The biological function of emotions is to produce an automatic action in certain situations and to regulate the internal processes so that the creature is able to support the action dictated by the situation. The biological purpose of emotions are clear, they are not a luxury but a necessity for survival.

“Emotions are inseparable from the idea of reward and punishment, pleasure or pain, of approach or withdrawal, of personal advantage or disadvantage. Inevitably, emotions are inseparable from the idea of good and evil.”

Emotions result from stimulation of the senses from outside the body sources and also from stimulations from remembered situations. Evolution has provided us with emotional responses from certain types of inducers put these innate responses are often modified by our culture.

jmercer
2nd November 2006, 04:18 AM
So?

coberst
2nd November 2006, 06:09 AM
So?


Damasio concludes that emotions are inseparable from good an evil, i.e. morality, I agree, do you?

Darat
2nd November 2006, 06:12 AM
Damasio concludes that emotions are inseparable from good an evil, i.e. morality, I agree, do you?

Emotions are a result of biology.

kittykatkarma
2nd November 2006, 06:17 AM
You've use double quotes throughout your post. Are you quoting from a source or using them to emphasize?


“Emotions are inseparable from the idea of reward and punishment, pleasure or pain, of approach or withdrawal, of personal advantage or disadvantage. Inevitably, emotions are inseparable from the idea of good and evil.”

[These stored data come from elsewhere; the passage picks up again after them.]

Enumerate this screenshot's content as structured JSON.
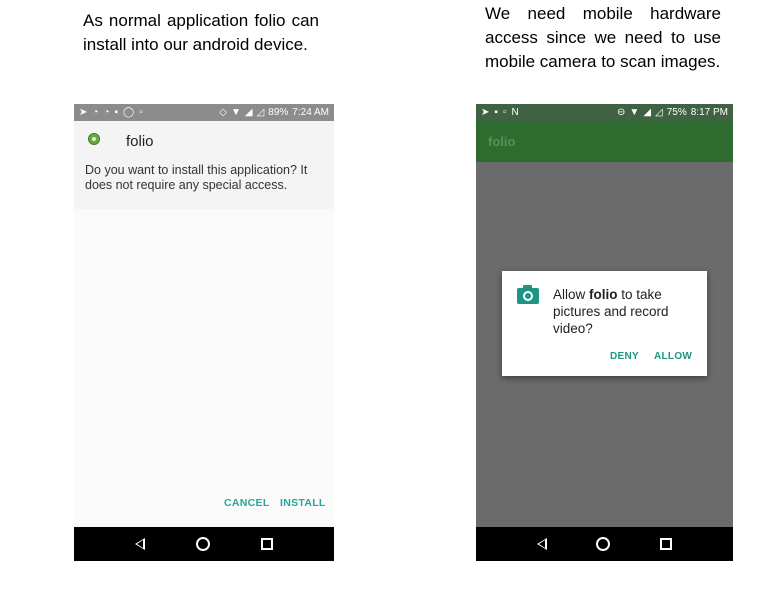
{
  "captions": {
    "left": "As normal application folio can install into our android device.",
    "right": "We need mobile hardware access since we need to use mobile camera to scan images."
  },
  "left_phone": {
    "status": {
      "battery": "89%",
      "time": "7:24 AM"
    },
    "app_name": "folio",
    "install_message": "Do you want to install this application? It does not require any special access.",
    "cancel_label": "CANCEL",
    "install_label": "INSTALL",
    "colors": {
      "accent": "#26a69a",
      "statusbar": "#8c8c8c"
    }
  },
  "right_phone": {
    "status": {
      "battery": "75%",
      "time": "8:17 PM"
    },
    "toolbar_title": "folio",
    "dialog": {
      "prefix": "Allow ",
      "app": "folio",
      "suffix": " to take pictures and record video?",
      "deny_label": "DENY",
      "allow_label": "ALLOW"
    },
    "colors": {
      "toolbar": "#2e6b2f",
      "accent": "#1d9485",
      "scrim": "#6b6b6b"
    }
  },
  "icons": [
    "send-icon",
    "wifi-icon",
    "signal-icon",
    "battery-icon",
    "camera-icon",
    "back-icon",
    "home-icon",
    "recents-icon"
  ]
}
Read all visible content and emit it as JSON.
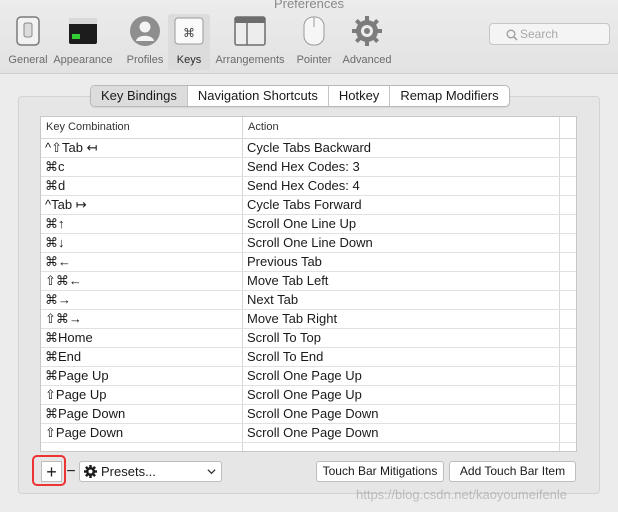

Although I agree with much of the post, the last portion I see as being out dated. As more becomes known about mental illnesses, they are less associated with good and evil. Severe depression can cause irrational thinking and prevent a person from thinking logically on any level. But that does not make the person evil. Profound sadness is often described as utter expressionless emptiness, not evil.

On the other hand, the appearance of happiness does not automatically mean a person is good. I’ve known people who on first meeting seemed to be really good people, happy go lucky sorts. However, after getting to know them and learning of their secrets, the lies they had told along the way, and the people they had hurt, or the bad deeds they had done; my opinion changed about them.

Roboramma
2nd November 2006, 06:40 AM
To talk about morality without understanding emotions is unlikely to be very useful. I guess I can agree with that much.
Besides that I don't see your point.

coberst
2nd November 2006, 07:49 AM
You've use double quotes throughout your post. Are you quoting from a source or using them to emphasize?





I use quotation marks only when I quote directly from the author's text. I use bold type when I wish to accent any text such that the reader could just read the bold text and go to the rest of the text only if desired for further clarification.